May 3, 2026
#World

Ethiopian PM Abiy Ahmed wins Nobel Peace Prize

Ethiopian Prime Minister Abiy Ahmed was on Friday awarded the Nobel Peace Prize for his efforts to resolve his country’s conflict with bitter foe Eritrea, the Nobel Committee said.

Abiy was honoured “for his efforts to achieve peace and international cooperation, and in particular for his decisive initiative to resolve the border conflict with neighbouring Eritrea,” the jury said. Since becoming Ethiopian prime minister in April 2018, the 43-year-old has aggressively pursued policies that have the potential to upend his country’s society and reshape dynamics beyond its borders.

Within just six months of his swearing-in, Abiy made peace with bitter foe Eritrea, released dissidents from jail, apologised for state brutality, and welcomed home exiled armed groups branded “terrorists” by his predecessors. More recently he has turned to fleshing out his vision for the economy while laying the groundwork for elections currently scheduled to take place next May.

Born in the western town of Beshasha to a Muslim father and Christian mother, Abiy “grew up sleeping on the floor” in a house that lacked electricity and running water. “We used to fetch water from the river,” he said in a wide-ranging radio interview with Sheger FM last month, adding that he didn’t even see electricity or an asphalt road until the seventh grade. Yet Abiy progressed quickly through the power structures created by the ruling coalition, the Ethiopian People’s Revolutionary Democratic Front (EPRDF), after it took power from the Derg military junta in 1991.

Fascinated with technology, he joined the military as a radio operator while still a teenager. He rose to lieutenant-colonel before entering government, first as a securocrat — he was the founding head of Ethiopia’s cyber-spying outfit, the Information Network Security Agency.
He then became a minister in the capital Addis Ababa, and a party official in his home region of Oromia. The circumstances that led to Abiy’s ascent to high office can be traced to late 2015.

A government plan to expand the capital’s administrative boundaries into the surrounding Oromia region was seen as a land grab sparking protests led by the Oromo, Ethiopia’s largest ethnic group, and the Amhara people. States of emergency and mass arrests — typical EPRDF tactics worked to quell the protests but failed to address the underlying grievances.
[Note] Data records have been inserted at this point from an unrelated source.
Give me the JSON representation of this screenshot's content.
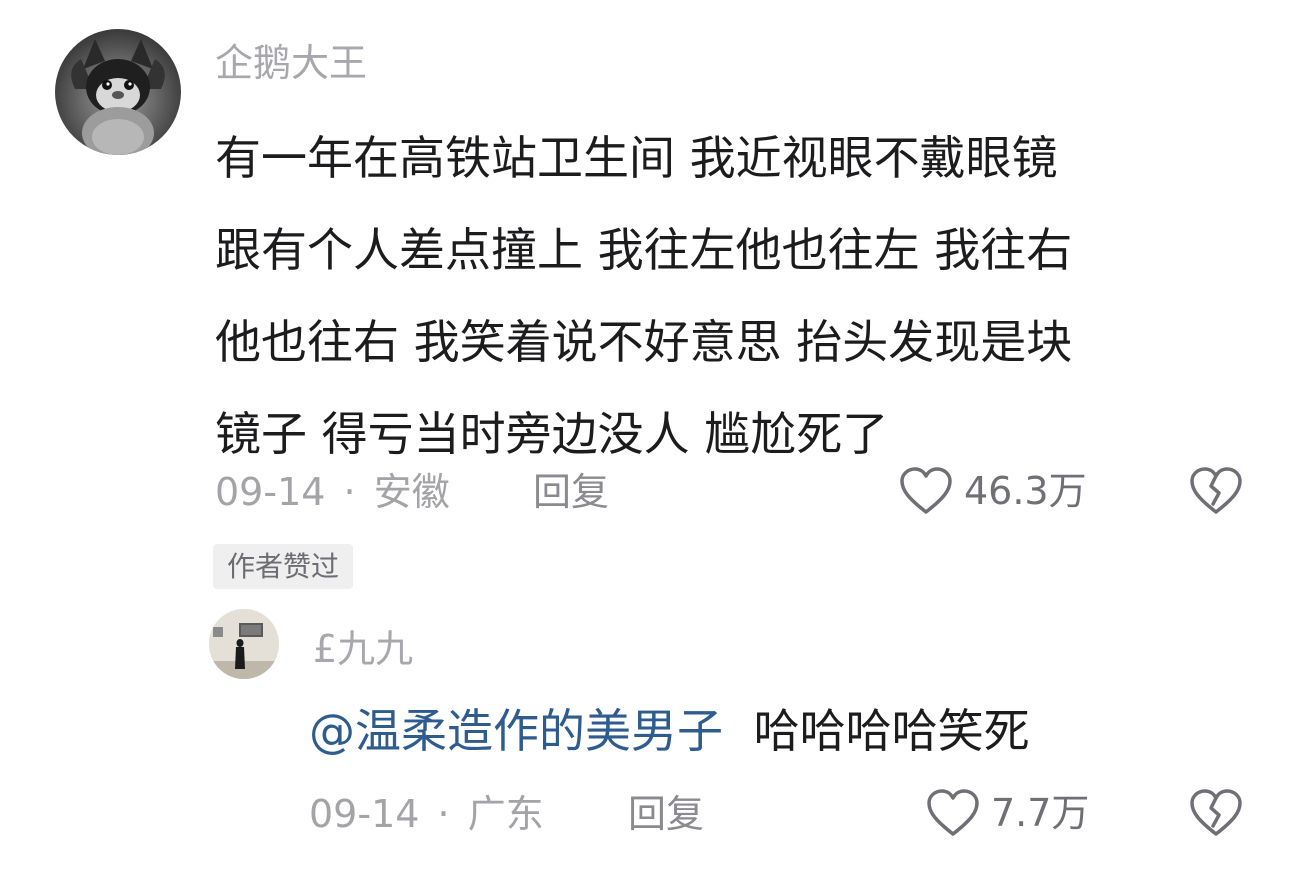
{
  "comment": {
    "username": "企鹅大王",
    "lines": [
      "有一年在高铁站卫生间 我近视眼不戴眼镜",
      "跟有个人差点撞上 我往左他也往左 我往右",
      "他也往右 我笑着说不好意思 抬头发现是块",
      "镜子 得亏当时旁边没人 尴尬死了"
    ],
    "date": "09-14",
    "separator": "·",
    "location": "安徽",
    "reply_label": "回复",
    "like_count": "46.3万",
    "badge": "作者赞过"
  },
  "reply": {
    "username": "£九九",
    "mention": "@温柔造作的美男子",
    "text": "哈哈哈哈笑死",
    "date": "09-14",
    "separator": "·",
    "location": "广东",
    "reply_label": "回复",
    "like_count": "7.7万"
  },
  "colors": {
    "mention": "#2e5c8e",
    "username": "#a7a7ad",
    "body_text": "#1c1c1e",
    "meta": "#a3a3a8"
  },
  "icons": {
    "like": "heart-outline-icon",
    "dislike": "broken-heart-icon"
  }
}
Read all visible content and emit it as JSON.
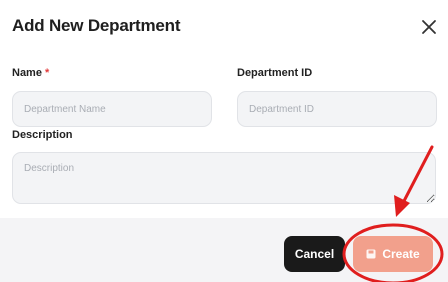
{
  "dialog": {
    "title": "Add New Department",
    "close_icon": "close-icon"
  },
  "form": {
    "name": {
      "label": "Name",
      "required_mark": "*",
      "placeholder": "Department Name",
      "value": ""
    },
    "department_id": {
      "label": "Department ID",
      "placeholder": "Department ID",
      "value": ""
    },
    "description": {
      "label": "Description",
      "placeholder": "Description",
      "value": ""
    }
  },
  "footer": {
    "cancel_label": "Cancel",
    "create_label": "Create",
    "create_icon": "save-icon"
  },
  "annotation": {
    "color": "#e01e1e",
    "arrow_icon": "arrow-icon",
    "highlight": "circle around Create button"
  },
  "colors": {
    "create_button": "#f2a08c",
    "cancel_button": "#1a1a1a",
    "required": "#e23b3b"
  }
}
When then-prime minister Hailemariam Desalegn abruptly resigned, many feared a power-struggle within the EPRDF, or even an unravelling of the coalition that would leave a dangerous vacuum. Instead, the coalition’s member parties chose Abiy to become the first Oromo prime minister. “He’s the only one that could have saved the EPRDF,” said Mohammed Ademo, a journalist who accompanied Abiy on his first visit to the large Ethiopian diaspora community in the United States last year. “My feeling is that he’s prepared for this moment all his life.”